The First Eigenvalue for the Bi-Beltrami-Laplacian on Minimal Isoparametric Hypersurfaces of $\mathbb{S}^{n+1}(1)$

TL;DR

This paper determines the first eigenvalues of the bi-Beltrami-Laplacian on minimal isoparametric hypersurfaces in spheres using a variational approach, overcoming previous difficulties and providing a simpler proof.

Contribution

The paper introduces a straightforward variational method to compute the first eigenvalues of the bi-Beltrami-Laplacian on minimal isoparametric hypersurfaces, filling a gap in existing results.

Findings

First eigenvalues explicitly determined for specific hypersurfaces

Overcomes previous technical difficulties in the limit theorem

Provides a simpler proof method for eigenvalue calculation

Abstract

In this paper, we investigate the first eigenvalues of two closed eigenvalue problems of the bi-Beltrami-Laplacian on minimal embedded isoparametric hypersurface in the unit sphere $\mathbb{S}^{n+1}(1)$. Although many mathematicians want to derive the corresponding results for the first eigenvalues of bi-Beltrami-Laplacian, they encountered great difficulties in proving the limit theorem of the version of bi-Beltrami-Laplacian along with the strategy due to I. Chavel and E. A. Feldman(Journal of Functional Analysis, 30 (1978), 198-222) and S. Ozawa (Duke Mathematics Journal, 48 (1981),767-778).
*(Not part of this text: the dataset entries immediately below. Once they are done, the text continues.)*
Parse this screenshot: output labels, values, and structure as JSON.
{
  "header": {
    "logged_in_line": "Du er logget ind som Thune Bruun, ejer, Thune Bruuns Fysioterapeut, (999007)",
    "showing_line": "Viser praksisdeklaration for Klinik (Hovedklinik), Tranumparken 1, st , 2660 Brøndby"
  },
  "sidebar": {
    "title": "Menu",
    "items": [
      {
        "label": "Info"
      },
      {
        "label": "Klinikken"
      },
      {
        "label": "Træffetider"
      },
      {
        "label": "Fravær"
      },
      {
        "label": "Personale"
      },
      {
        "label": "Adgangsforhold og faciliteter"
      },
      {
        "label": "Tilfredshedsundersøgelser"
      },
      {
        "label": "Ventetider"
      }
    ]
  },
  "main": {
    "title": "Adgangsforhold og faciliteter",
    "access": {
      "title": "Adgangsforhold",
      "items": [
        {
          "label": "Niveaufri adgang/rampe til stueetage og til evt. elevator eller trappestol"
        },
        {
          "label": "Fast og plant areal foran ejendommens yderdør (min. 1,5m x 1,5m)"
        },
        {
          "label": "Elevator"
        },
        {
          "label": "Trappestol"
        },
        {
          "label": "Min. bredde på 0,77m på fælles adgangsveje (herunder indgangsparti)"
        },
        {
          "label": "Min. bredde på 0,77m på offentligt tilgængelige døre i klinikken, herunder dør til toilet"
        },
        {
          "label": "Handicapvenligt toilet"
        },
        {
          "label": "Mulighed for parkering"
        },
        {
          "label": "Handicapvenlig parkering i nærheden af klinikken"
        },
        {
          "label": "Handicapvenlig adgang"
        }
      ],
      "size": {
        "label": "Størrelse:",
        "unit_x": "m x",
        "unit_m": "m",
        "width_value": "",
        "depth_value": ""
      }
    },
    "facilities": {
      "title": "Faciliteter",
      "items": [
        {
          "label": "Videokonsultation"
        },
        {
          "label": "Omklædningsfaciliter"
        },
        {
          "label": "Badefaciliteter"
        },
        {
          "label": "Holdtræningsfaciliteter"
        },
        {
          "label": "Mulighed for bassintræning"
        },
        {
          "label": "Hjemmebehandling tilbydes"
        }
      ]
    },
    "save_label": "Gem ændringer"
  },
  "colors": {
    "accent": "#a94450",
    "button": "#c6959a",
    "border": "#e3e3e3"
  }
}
Therefore, as the author knows, there are no any results of Tang-Yan type( Journal of Differential Geometry, 94 (2013) 521-540). However, by the variational argument, we overcome the difficulties and determine the first eigenvalues of the bi-Beltrami-Laplacian in the sense of isoparametric hypersurfaces. We note that our proof is quite simple.